Louis LAVELLE, Chemins de sagesse, préf. J.-L. Vieillard-Baron, éd. B. Grasset, coll. « Hermann Philosophie », Paris, Hermann, 2013.

Parue dans la Nouvelle Revue Théologique (NRT) 139 (2017) n° 1, p. 140.

Le philosophe spiritualiste français Louis Lavelle (1883-1951) est l’A. d’une vaste métaphysique de l’être et de l’esprit intitulée La dialectique de l’éternel présent, qui se déploie en quatre vol. : De l’être (1928), De l’acte (1957), Du temps et de l’éternité (1945) et De l’âme humaine (1951).
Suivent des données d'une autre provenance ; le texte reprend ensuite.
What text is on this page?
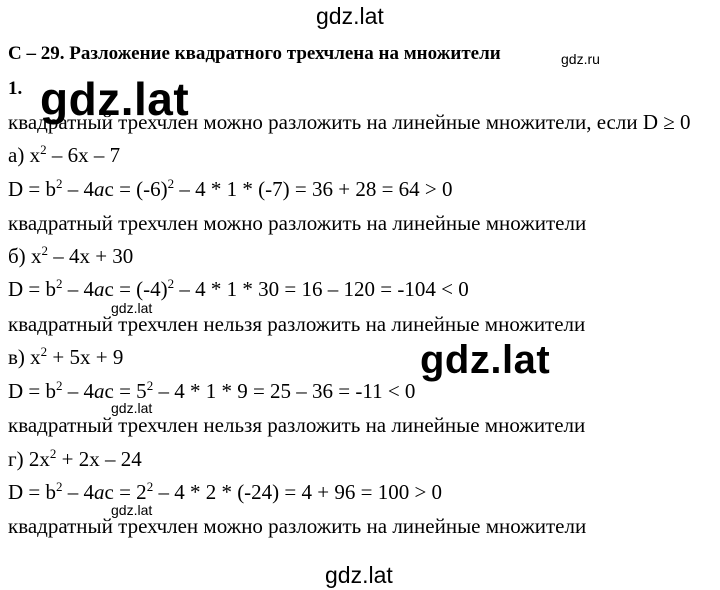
gdz.lat
gdz.ru
gdz.lat
C – 29. Разложение квадратного трехчлена на множители
1.
квадратный трехчлен можно разложить на линейные множители, если D ≥ 0
а) $x^2 - 6x - 7$
$D = b^2 - 4ac = (-6)^2 - 4 * 1 * (-7) = 36 + 28 = 64 > 0$
квадратный трехчлен можно разложить на линейные множители
б) $x^2 - 4x + 30$
$D = b^2 - 4ac = (-4)^2 - 4 * 1 * 30 = 16 - 120 = -104 < 0$
gdz.lat
квадратный трехчлен нельзя разложить на линейные множители
в) $x^2 + 5x + 9$
$D = b^2 - 4ac = 5^2 - 4 * 1 * 9 = 25 - 36 = -11 < 0$
gdz.lat
gdz.lat
квадратный трехчлен нельзя разложить на линейные множители
г) $2x^2 + 2x - 24$
$D = b^2 - 4ac = 2^2 - 4 * 2 * (-24) = 4 + 96 = 100 > 0$
gdz.lat
квадратный трехчлен можно разложить на линейные множители
gdz.lat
Cet opus magnum devait être couronné par un 5e vol. intitulé De la sagesse. Décédé avant d’avoir pu le rédiger, Lavelle en a pourtant donné comme un avant-goût : d’une part dans les nombreux textes déjà publiés où il en parle, d’autre part dans les notes inédites où il ébauche l’ouvrage. Cette distinction structure l’ouvrage qui est précédé par une préface suggestive du président de l’Association Louis Lavelle et d’une substantielle présentation de Bernard Grasset. Le philosophe de Parranquet ne nous offre pas seulement une percée contemplative, à l’entrecroisement de la mesure grecque et de l’infini chrétien, qui est aussi la conciliation de la raison et de l’amour ; il nous ouvre également à un art de vivre, condensé, pour ce qui est des pages du Cahier brun, en des formules denses, presque aphoristiques, qui rappellent celles du maître bien-aimé, jamais loin : l’A. des Pensées. Un florilège, cueilli à la seule p. 108 : « Seul avec la nature ou seul avec Dieu » ; « L’homme de génie n’a point conscience d’en avoir » ; « L’apathéia ne consiste pas à ne point ressentir de passions, mais à ne pas être troublé par elles » ; « Conversion. C’est le retour de ce qu’on n’était pas à ce qu’on est ».